According to the United Nations Development Program (UNDP), nearly one million Lebanese, or 28.5 percent of the population, live on four dollars (2.55 euros) a day and with nearly eight percent having to survive on 2.40 dollars a day.

“This implies that almost 300,000 individuals in Lebanon are unable to meet their food and non-food basic needs,” the UNDP said in a February report.

“The bottom 20 percent of the population accounts for only seven percent of all consumption in Lebanon while the richest 20 percent accounts for 43 percent,” it added.

Lebanon’s inflation rate reached 9.3 percent in 2007, up sharply from 5.6 percent a year earlier, according the Central Administration for Statistics.

The 2007 rise included a 14.8 percent jump in food prices, and a 20.9 percent hike for utilities.

Salaries, however, have not kept up with inflation, with the minimum monthly wage standing at 300,000 pounds, or 200 dollars.

Yikes. I knew that the average monthly wage in Lebanon is around $150, which sounds appallingly low, but I had never costed it out in terms of daily spending. $4 a day: a one-kilo bag of bread costs $.67, a liter of fresh milk costs $1.50, a bus ride costs $.33 and a shared taxi/service costs $1, and … I can’t even begin to imagine where fruits and vegetables fit into this daily budget, not to mention meat. Or rent. Or electricity. Or costs for those little luxuries like toothpaste and soap.

7 Responses to “Lebanon’s submerged third”

  1. S. Worthen said

    Salaries, however, have not kept up with inflation, with the minimum monthly wage standing at 300,000 pounds, or 200 dollars.

    This isn’t right – 300,000 pounds is more like 600,000 dollars. (I only wish I had that much per month! Per year even!) 200 dollars is more like 150,000 pounds – assuming they’re of the UK variety.

  2. S. Worthen said

    Now I’m doing it! Let me correct myself: 200 dollars is more like 100 pounds.

  3. Oops, sorry – I should have clarified. These are _Lebanese_ pounds.

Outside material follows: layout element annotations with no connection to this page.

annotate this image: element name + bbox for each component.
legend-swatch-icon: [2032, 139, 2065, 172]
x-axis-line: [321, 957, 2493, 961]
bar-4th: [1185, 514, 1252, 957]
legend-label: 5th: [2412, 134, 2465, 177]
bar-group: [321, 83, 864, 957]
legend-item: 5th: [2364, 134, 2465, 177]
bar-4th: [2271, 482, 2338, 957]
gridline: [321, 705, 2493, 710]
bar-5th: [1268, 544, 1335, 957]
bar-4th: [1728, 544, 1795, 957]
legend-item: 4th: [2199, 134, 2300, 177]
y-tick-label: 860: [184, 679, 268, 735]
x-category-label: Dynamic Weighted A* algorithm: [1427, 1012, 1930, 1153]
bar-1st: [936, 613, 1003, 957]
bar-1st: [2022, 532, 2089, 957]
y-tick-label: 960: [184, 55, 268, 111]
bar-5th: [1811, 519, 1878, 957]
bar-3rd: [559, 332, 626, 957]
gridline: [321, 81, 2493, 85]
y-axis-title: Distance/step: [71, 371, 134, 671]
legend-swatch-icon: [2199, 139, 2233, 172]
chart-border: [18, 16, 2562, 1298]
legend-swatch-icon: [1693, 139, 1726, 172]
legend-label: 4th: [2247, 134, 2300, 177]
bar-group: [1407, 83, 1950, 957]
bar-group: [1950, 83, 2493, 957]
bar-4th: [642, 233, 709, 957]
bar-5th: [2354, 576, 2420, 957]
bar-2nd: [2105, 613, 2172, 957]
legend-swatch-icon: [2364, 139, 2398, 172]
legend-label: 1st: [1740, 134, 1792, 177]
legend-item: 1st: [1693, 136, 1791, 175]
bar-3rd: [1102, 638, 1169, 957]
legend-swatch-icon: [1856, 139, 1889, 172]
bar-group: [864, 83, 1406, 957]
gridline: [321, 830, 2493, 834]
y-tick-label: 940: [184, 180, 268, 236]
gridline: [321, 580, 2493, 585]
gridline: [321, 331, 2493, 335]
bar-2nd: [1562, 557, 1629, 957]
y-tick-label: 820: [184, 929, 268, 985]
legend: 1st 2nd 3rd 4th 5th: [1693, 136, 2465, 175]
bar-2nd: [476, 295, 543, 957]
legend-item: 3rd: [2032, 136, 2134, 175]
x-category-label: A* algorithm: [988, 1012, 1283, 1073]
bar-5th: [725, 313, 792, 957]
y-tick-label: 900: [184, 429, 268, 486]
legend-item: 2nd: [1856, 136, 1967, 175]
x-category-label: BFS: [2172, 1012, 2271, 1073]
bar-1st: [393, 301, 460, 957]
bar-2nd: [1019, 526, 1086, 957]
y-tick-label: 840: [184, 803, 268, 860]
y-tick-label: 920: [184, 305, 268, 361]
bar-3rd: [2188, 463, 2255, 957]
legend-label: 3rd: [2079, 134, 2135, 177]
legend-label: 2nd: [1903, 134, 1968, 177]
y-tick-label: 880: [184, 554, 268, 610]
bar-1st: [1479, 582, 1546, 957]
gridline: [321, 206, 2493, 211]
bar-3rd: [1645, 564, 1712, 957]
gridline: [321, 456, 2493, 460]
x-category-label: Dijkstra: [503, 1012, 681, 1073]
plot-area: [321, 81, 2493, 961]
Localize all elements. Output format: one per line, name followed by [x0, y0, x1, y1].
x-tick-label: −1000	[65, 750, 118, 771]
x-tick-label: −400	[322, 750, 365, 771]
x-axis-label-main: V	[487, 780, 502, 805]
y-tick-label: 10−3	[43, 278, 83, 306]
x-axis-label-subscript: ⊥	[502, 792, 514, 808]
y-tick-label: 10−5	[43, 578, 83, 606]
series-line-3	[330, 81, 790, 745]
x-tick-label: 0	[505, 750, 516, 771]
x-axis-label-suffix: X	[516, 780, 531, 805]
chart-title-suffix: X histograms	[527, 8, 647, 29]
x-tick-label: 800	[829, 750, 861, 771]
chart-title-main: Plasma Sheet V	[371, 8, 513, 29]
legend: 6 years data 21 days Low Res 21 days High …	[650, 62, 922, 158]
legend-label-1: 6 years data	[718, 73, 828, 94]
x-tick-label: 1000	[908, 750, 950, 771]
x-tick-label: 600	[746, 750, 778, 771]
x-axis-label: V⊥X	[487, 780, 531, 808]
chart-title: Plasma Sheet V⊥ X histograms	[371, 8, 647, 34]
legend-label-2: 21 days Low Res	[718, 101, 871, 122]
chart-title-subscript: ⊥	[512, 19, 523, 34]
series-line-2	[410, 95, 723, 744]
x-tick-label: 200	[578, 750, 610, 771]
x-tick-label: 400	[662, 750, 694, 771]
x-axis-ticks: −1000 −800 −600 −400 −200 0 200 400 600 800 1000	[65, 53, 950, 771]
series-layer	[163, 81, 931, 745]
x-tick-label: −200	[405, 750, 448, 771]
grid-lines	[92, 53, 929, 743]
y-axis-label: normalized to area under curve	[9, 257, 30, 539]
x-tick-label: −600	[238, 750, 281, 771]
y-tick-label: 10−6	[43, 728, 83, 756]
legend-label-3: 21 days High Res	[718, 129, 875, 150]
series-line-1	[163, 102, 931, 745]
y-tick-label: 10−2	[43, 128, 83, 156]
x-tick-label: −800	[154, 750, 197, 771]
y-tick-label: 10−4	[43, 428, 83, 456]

The Lebanese currency (the pound or lira – it goes by both, for obvious etymological reasons!) is pegged at 1519 to the dollar (official exchange rate – the accepted value for ordinary transactions is 1500 to the dollar). So LL300,000 is $200.

  4. intlxpatr said

    That’s just sickening. I imagine a cab ride, even a shared cab ride, is a luxury that is out of the question. I imagine health care is put off. I imagine dental care is almost out of the question. I imagine a mother trying to find school fees, school supplies. Those people must be barely scraping along.

  5. intlxpatr said

    That’s just sickening. I imagine a cab ride, even a shared cab ride, is a luxury that is out of the question. I imagine health care is put off. I imagine dental care is almost out of the question. I imagine a mother trying to find school fees, school supplies. Those people must be barely scraping along.

  6. kheireddine said

    That is why when we look at Beirut from Google Earth, there is so many slums. Most of the people living in Ouzaï, Hay El-Sellom, Bourj El Barajneh etc don’t pay rent & electricity and benefit from Hezbollah medical & welfare network.

  7. nicolien said

    Most of the people who live anywhere in Beirut do not pay (a lot of) rent, due to laws that fixed the rent at some point in time. People who have been living in the same apartment since that time pay extremely low rents (as low as LL 1000 per month – less than a dollar!). A three-bedroom apartment in Sanayeh, for example, costs my friend’s parents only LL 500.000 per year(!) (less than $400). Makes living on a low wage a lot easier than with those $350 per month per room I am paying in Hamra…

    Which is not to say, of course, that the current minimum wage isn’t ridiculous, especially with the way prices are going up these days.